Have you ever accomplished something you weren’t quite sure you could do? It’s energizing. It’s exciting. It’s amazing.

Success feels kind of wonderful, right? The work you did opened more doors than you ever thought possible. And yet, that work also teased the opportunity of even more doors that you never thought possible. Maybe, just maybe, as you peeked through the doors at what could be, you thought to yourself, “I think I want more.”

The Paradox of Success

Instead of success handing you happiness, it gave you a faster pace and increased hunger, bigger goals. And in that faster pace, increased hunger and bigger goals, you also found uncertainty, self-doubt, anxiety, stress. Success is wonderful, but it’s also kind of hell.

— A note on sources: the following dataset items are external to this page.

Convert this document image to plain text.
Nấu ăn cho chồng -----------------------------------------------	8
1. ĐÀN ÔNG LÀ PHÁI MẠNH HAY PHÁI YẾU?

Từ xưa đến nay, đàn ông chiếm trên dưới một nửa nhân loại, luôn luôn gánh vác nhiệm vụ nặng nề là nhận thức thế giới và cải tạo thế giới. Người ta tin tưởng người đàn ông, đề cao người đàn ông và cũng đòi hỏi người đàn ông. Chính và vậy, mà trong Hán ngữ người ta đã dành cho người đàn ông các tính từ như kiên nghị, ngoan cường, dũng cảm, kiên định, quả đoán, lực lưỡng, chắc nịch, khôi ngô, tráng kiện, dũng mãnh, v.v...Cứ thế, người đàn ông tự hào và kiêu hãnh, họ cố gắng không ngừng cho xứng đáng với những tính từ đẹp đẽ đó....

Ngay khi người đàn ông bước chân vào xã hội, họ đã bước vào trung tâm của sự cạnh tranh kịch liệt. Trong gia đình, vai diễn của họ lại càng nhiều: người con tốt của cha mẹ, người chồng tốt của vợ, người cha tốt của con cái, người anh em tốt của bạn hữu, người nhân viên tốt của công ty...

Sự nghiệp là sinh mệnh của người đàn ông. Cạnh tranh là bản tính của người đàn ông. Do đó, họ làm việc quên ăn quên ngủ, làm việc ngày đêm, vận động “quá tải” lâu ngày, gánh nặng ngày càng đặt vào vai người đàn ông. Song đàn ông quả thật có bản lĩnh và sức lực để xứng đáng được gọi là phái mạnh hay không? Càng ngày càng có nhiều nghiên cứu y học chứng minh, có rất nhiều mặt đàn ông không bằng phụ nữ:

It just might be that success is kind of wonderhell. Over the course of a 20-year career in executive search, I was hired by my clients to go out and find for them and recruit away on their behalf some of the most successful people in the world. Now, that sounds like kind of a hard job, except I was helped by the fact that despite all this success, which is why I was calling them, they weren’t all that happy, which is why they were calling me back.

The Illusion of Ease

Now, we think once we’ve achieved success, everything gets easier. So why doesn’t it ever get easier? Why doesn’t it feel better? Why doesn’t success equal happiness?

And why does it all too often feel like wonderhell? I had my own wonderhell moment shortly after my last book came out. I’d spent the previous few weeks existing on airplanes.

A Moment of Realization

I had gone to sleep in 20 different hotel beds. I’d woken up in 10 different time zones. At the moment of this realization, I was 35,000 feet in the air.